Совершенно ничего не понимая, как же это возможно, что бы оба мои
воспоминания были правдой, я совершенно запутался и застыл, словно столб,
стоя на бульваре потому что совершенно не укладывалось в моей голове никоим
образом, ибо могло быть правдой что-то одно, а другого быть не могло, а два
сразу быть не может. И только записная книжка кричала мне о своей правоте. Тем
временем мимо меня текла живая река из прогуливающихся, и даже некоторые из
них оборачивались и смотрели на меня так, словно я был камнем, запрудившим
небольшой ручей и нарушивший его строгое и устоявшееся за много лет течение,
а некоторые даже задевали меня локтем, оттого что стоял я
в потоке человеческом и не двигался, мешая идти другим, и были
вынужденны они обходить меня и даже высказывать недовольство свое.

А я все стоял, и не мог понять, как же это возможно, что бы было и то, и
другое правдой, и смотрел я в открытую карту Европы, словно пытался
найти там ответ, но вместо ответа лишь вновь почувствовал я тупую боль
от страшного удара в голову, настолько отчетливо, будто меня ударили
вновь, и в ушах моих раздался оглушительный грохот от выстрела, в нос
ударил запах моей палаты, и отчетливо почуствовал я прикосновение к
плечу своему Александром Федоровичем, словно он только что сделал
это.

И от этого всего стало мне вдруг неожиданно очень страшно, оттого что понял вдруг
я, что словно прикоснулся я к чему-то, чего нельзя трогать и это что-то находится за
рамками понимания человека. И от этого страх вдруг стал большим и особенным, и
прочувствовал я его всем телом. И был он старым, настолько, что разбудить его
стоит огромных усилий, и передавался он только по наследству от родителей к их
детям, и был это настолько страшный страх, что страшнее его страха не было, ибо
был он огромным и пожирал все вокруг себя и что ничто не могло остановить этот
страх.

И тут неожиданно услышал я голос в своей голове, который уже слышал в
своих снах, и голос этот сказал, громко и отчетливо, чтобы не думал я о том, что
никак не мог понять, что же было на самом деле, а чего небыло, что все
случившееся со мной было правдою, но правда и то, что ничего этого со мной не
случалось, и что прошлое подвижно, и будущее подвижно, и могут они принимать
любые формы и что важно лишь то, что происходит сейчас,
0в эту секунду, в которой прошлое срастается с будущим, и даже если было
два прошлых, то они все равно срастутся с будущим в эту секунду.

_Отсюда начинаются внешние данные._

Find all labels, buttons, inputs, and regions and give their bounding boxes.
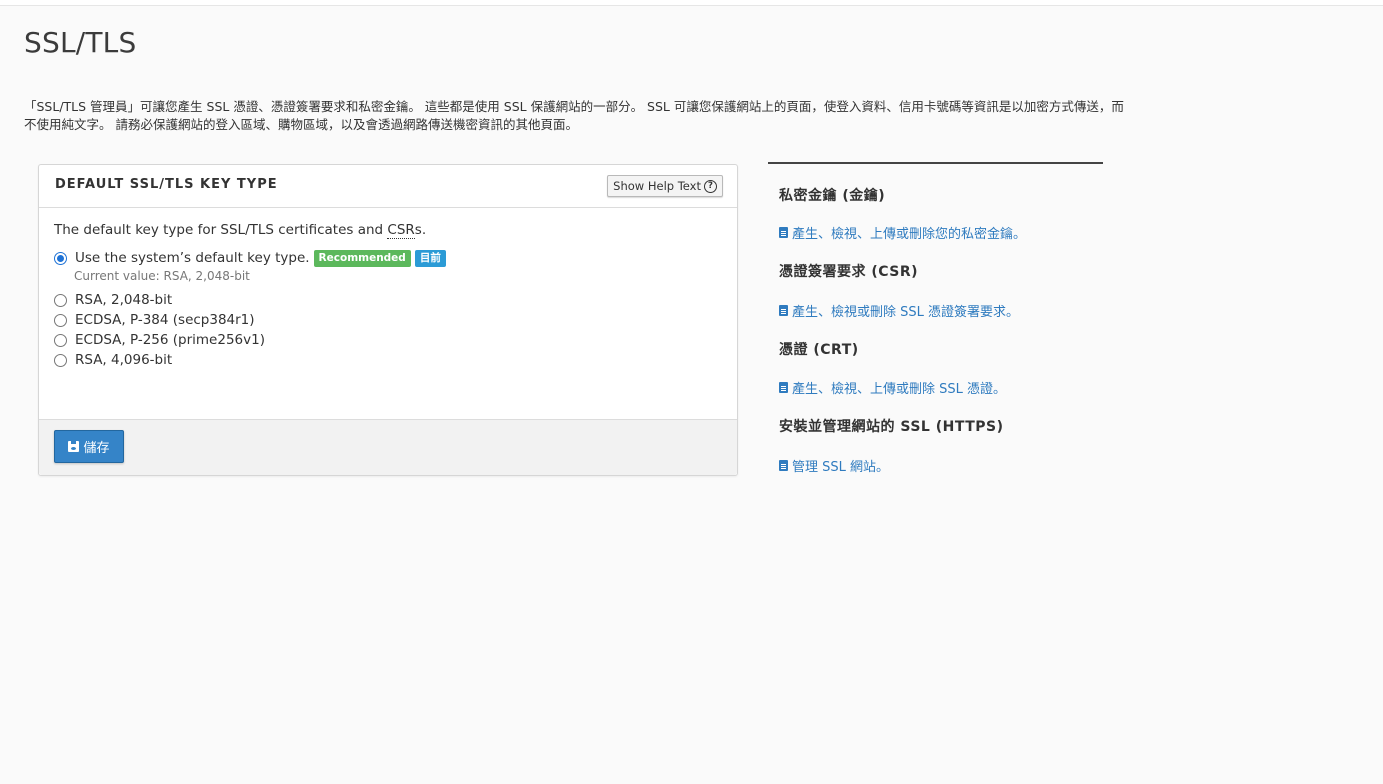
option-label: Use the system’s default key type. [75,250,310,266]
sidebar-heading-crt: 憑證 (CRT) [779,342,859,358]
sidebar-heading-csr: 憑證簽署要求 (CSR) [779,264,919,280]
panel-header: DEFAULT SSL/TLS KEY TYPE Show Help Text … [39,165,737,208]
panel-title: DEFAULT SSL/TLS KEY TYPE [55,177,278,192]
panel-footer: 儲存 [39,419,737,475]
link-manage-ssl-sites[interactable]: 管理 SSL 網站。 [779,456,1103,475]
page-title: SSL/TLS [24,26,137,59]
link-private-keys[interactable]: 產生、檢視、上傳或刪除您的私密金鑰。 [779,223,1103,242]
sidebar-heading-private-keys: 私密金鑰 (金鑰) [779,188,886,204]
help-button-label: Show Help Text [613,179,701,193]
link-label: 產生、檢視、上傳或刪除您的私密金鑰。 [792,226,1027,242]
current-value-text: Current value: RSA, 2,048-bit [74,269,250,283]
radio-ecdsa-p384[interactable] [54,313,67,327]
current-badge: 目前 [414,249,446,267]
link-label: 產生、檢視、上傳或刪除 SSL 憑證。 [792,381,1007,397]
option-label: RSA, 2,048-bit [75,292,173,308]
link-label: 管理 SSL 網站。 [792,459,890,475]
recommended-badge: Recommended [313,249,411,267]
link-csr[interactable]: 產生、檢視或刪除 SSL 憑證簽署要求。 [779,301,1103,320]
option-rsa-2048[interactable]: RSA, 2,048-bit [54,290,722,310]
sidebar-heading-manage-ssl: 安裝並管理網站的 SSL (HTTPS) [779,419,1004,435]
option-ecdsa-p256[interactable]: ECDSA, P-256 (prime256v1) [54,330,722,350]
option-rsa-4096[interactable]: RSA, 4,096-bit [54,350,722,370]
option-label: RSA, 4,096-bit [75,352,173,368]
radio-ecdsa-p256[interactable] [54,333,67,347]
related-links-sidebar: 私密金鑰 (金鑰) 產生、檢視、上傳或刪除您的私密金鑰。 憑證簽署要求 (CSR… [768,162,1103,475]
csr-abbr: CSR [387,222,415,239]
intro-text: 「SSL/TLS 管理員」可讓您產生 SSL 憑證、憑證簽署要求和私密金鑰。 這… [24,99,1124,132]
save-button-label: 儲存 [83,441,110,456]
radio-system-default[interactable] [54,251,67,265]
option-label: ECDSA, P-384 (secp384r1) [75,312,255,328]
link-certificates[interactable]: 產生、檢視、上傳或刪除 SSL 憑證。 [779,378,1103,397]
option-system-default[interactable]: Use the system’s default key type. Recom… [54,248,722,268]
description-text: The default key type for SSL/TLS certifi… [54,222,388,238]
save-icon [68,441,80,452]
radio-rsa-4096[interactable] [54,353,67,367]
option-ecdsa-p384[interactable]: ECDSA, P-384 (secp384r1) [54,310,722,330]
question-circle-icon: ? [704,179,717,193]
description-suffix: s. [414,222,427,238]
radio-rsa-2048[interactable] [54,293,67,307]
show-help-text-button[interactable]: Show Help Text ? [607,175,723,197]
document-icon [779,459,788,471]
panel-body: The default key type for SSL/TLS certifi… [39,208,737,434]
document-icon [779,304,788,316]
document-icon [779,381,788,393]
option-label: ECDSA, P-256 (prime256v1) [75,332,265,348]
document-icon [779,226,788,238]
top-strip [0,0,1383,6]
key-type-description: The default key type for SSL/TLS certifi… [54,222,722,239]
key-type-panel: DEFAULT SSL/TLS KEY TYPE Show Help Text … [38,164,738,476]
link-label: 產生、檢視或刪除 SSL 憑證簽署要求。 [792,304,1020,320]
save-button[interactable]: 儲存 [54,430,124,463]
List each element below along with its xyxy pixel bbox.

И от всего этого
стало мне нехватать воздуха и стало мне вдруг дурно, и члены мои стали
непослушны мне, да так, что тотчас присел я на ноги и что вздохнуть небыло сил
вовсе, и потемнело в глазах моих резко и начал я словно резко проваливаться
куда-то вниз, чему пытался я противится. А голос этот все не пропадал и
продолжал говорить мне, что у времени не может быть свободных концов, что оно
непрерывно, и что образовавшиеся два конца прошлого должны прямо сейчас
срастись с настоящим и что инициация вариантности произойдет прямо сейчас.
Мне же становилось все дурнее, пока наконец я окончательно не провалился
куда-то вниз.

И открыв глаза, увидел я, что стою у двух дорог, ведущих в разные стороны и
подле каждой стояли такие же экраны, как и в синематографе, и на одном экране
показывали то, как кто-то ехал в трамвае у окна поздей ночью, и на лице его
небыло ничего, кроме задумчивости, а на другом — что этот же человек выходил
из трамвая и с улыбкой шел к себе домой. И смотрел я на это все, и вдруг
признал себя там, на экране, и понял я, что сейчас мне надо выбрать одну из
дорог и пойти по ней. И едва я понял это, как на душе моей вдруг стало спокойно
и глядя на экраны, решил я пойти той дорогой, по которой я выходил на нужной
остановке и едва я ступил на эту дорогу, как вновь меня потянуло, но уже вверх и
вновь голова моя зазвенела и открыв глаза, обнаружил я себя снова на бульваре,
но уже лежащим и голова моя сильно звенела и кружилась, а возле меня сидела
какая-то барышня и заботливо прикладывала к моему носу надушенный платок,
пытаясь остановить текущую из моего носа кровь.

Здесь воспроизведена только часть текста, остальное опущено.